Crisis constitucional
Los silbidos, por justificados que estuvieran en cualquier otro ámbito, están fuera de lugar en un acto como el de la Hispanidad, una ceremonia de Estado bajo la presidencia del Rey
Me disgusta profundamente que el presidente del Gobierno de España reciba pitidos, abucheos o improperios cuando llega al Paseo de la Castellana para asistir al desfile de la Fiesta Nacional. Y digo presidente porque no quiero personalizarlo en Pedro Sánchez, sino referirme al jefe del poder ejecutivo, tenga el nombre que tenga e independientemente del partido en que milite. El de la Hispanidad es un día para celebrar la Historia común, lo que nos ha traído hasta aquí y lo que nos une: una ceremonia de Estado bajo la presidencia del Rey. Los silbidos, por justificados que estuvieran en cualquier otro ámbito, están fuera de lugar en un acto como este.
Lamentablemente, la tradición viene de atrás. Zapatero fue el primero en padecerlos y Rajoy se llevó también la correspondiente ración. Es, por consiguiente, un hecho que debería hacernos reflexionar acerca del civismo en la vida pública y el respeto que nuestra sociedad o una parte de ella otorga a las instituciones desde las que se gestionan los asuntos comunes y que nos representan a todos, nos gusten más o menos las personas que las encarnan.
Sin embargo, la educación y el respeto se aprenden, más que en los libros, de los ejemplos. Y no son pocos los ciudadanos que se han sentido insultados y atropellados por las decisiones de su gobierno. Abrió la veda Zapatero, pasando por encima de los pactos de reconciliación nacional, empeñado en restaurar una fabulada «legitimidad» de la Segunda República. Los buenos eran los que perdieron la guerra, como su célebre abuelo. Los malos, los herederos de los vencedores de la contienda. Desde aquel momento, el virus de la división, inoculado desde el poder, ha ido sembrando guerras y trifulcas innecesarias en la vida social.
La brecha ha ido agrandándose.
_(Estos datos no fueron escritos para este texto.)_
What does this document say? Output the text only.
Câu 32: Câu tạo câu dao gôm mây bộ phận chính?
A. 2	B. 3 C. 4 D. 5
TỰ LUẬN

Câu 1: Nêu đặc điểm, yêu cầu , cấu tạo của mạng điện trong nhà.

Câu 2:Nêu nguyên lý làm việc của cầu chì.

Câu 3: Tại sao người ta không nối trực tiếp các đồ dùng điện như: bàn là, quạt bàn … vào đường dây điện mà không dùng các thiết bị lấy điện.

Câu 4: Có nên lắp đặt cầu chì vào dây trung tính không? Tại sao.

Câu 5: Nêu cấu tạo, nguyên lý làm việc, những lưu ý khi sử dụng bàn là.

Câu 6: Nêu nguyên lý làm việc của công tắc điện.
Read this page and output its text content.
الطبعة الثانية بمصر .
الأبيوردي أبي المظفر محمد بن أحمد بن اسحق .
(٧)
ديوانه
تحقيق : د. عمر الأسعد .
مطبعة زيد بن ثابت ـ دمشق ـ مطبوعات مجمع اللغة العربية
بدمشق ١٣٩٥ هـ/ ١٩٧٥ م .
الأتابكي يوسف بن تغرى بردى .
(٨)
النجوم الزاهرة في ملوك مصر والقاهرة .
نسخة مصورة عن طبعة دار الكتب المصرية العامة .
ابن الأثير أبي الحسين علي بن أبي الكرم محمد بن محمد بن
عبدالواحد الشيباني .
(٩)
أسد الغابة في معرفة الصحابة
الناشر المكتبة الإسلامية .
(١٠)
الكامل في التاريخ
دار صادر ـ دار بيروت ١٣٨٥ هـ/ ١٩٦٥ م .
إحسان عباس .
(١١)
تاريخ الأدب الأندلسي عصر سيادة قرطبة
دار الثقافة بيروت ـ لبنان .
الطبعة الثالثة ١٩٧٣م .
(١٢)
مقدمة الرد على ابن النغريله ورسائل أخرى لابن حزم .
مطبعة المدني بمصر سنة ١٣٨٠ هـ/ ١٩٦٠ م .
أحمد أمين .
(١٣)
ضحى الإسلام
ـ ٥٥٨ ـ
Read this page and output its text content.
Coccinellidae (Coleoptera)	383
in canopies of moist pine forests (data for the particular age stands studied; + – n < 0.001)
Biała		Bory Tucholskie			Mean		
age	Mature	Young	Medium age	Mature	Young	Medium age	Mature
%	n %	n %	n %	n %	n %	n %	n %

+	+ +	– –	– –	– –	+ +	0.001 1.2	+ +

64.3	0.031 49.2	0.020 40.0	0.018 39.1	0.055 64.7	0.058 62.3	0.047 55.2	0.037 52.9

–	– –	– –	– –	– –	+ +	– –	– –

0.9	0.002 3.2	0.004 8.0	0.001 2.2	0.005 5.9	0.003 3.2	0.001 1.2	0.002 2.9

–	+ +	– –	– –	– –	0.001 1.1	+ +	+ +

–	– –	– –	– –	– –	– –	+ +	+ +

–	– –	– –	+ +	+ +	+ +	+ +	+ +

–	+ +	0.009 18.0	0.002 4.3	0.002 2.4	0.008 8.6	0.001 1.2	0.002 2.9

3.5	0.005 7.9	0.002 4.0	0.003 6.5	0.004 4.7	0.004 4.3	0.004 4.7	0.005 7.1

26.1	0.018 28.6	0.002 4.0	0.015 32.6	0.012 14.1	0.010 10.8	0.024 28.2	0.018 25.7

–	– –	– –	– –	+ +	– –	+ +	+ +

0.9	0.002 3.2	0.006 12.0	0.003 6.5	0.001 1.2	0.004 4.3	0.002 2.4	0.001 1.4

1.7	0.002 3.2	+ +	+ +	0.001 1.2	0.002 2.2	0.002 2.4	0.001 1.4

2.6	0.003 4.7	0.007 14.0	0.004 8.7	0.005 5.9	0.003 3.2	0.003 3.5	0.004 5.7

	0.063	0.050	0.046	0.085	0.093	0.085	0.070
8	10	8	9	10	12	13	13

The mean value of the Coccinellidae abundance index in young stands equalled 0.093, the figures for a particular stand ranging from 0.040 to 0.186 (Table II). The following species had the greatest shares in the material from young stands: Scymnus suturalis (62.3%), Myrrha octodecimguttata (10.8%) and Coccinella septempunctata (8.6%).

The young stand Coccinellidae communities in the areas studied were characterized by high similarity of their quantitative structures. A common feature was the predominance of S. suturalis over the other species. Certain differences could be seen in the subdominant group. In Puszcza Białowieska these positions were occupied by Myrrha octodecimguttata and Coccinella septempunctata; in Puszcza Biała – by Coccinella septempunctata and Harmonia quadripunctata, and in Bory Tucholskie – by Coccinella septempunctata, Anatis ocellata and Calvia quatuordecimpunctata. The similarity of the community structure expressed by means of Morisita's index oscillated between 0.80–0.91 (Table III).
Hoy, desde la Moncloa, se apunta a los ricos con dedo acusador como si fueran ellos los responsables de las estrecheces de los más pobres, mientras se esquilma a las clases medias trabajadoras. O se usa a la Fiscalía para estigmatizar a universitarios groseros a los que el sindicato de estudiantes, organización de parte, no tarda en apuntar a las filas del PP o de Vox. Y, con todo, lo más grave vuelve a ser la falta de deferencia hacia las instituciones que todos nos hemos dado.
Desde la Moncloa, se ha vulnerado la independencia del INE, forzando la dimisión de su presidente, para, inmediatamente después, corregir las estadísticas. Se ha asaltado el CIS para que haga con sus encuestas ingeniería social. Se burlan las sentencias judiciales en Cataluña, blindando a la Generalitat para que imponga la inmersión en catalán a los niños que quieren estudiar en español. Y se ha acosado hasta la extenuación al Poder Judicial, hasta que los jueces han dicho ¡basta! La rebelión de los vocales conservadores, que ha empujado a Lesmes a la dimisión, es el plante ante lo que consideran una ilegítima intromisión del Gobierno entre las togas. No han salido indemnes.
La credibilidad del Poder Judicial está seriamente dañada. El Poder Legislativo parece un mero apéndice del Gobierno. Y al Poder Ejecutivo, una buena parte de los ciudadanos lo percibe como instancia de parte e, incluso, agresor. La crisis es de órdago, es una crisis constitucional. Y una pitada al presidente, además de ser poco edificante, no la resuelve. Haríamos mejor en desandar el camino andado, recuperar los consensos para resolver los problemas que aquejan al Estado y salvar el respeto y el prestigio de las instituciones, porque son las que a todos nos representan. Las épocas de conciliación han sido las que más bienestar nos han dado. Al PSOE y al PP, con la renovación del CGPJ, se les presenta la oportunidad de hacerlo, tienen el deber de intentarlo. Su acuerdo podría ser el punto de inflexión en esta deriva que no nos conduce a nada.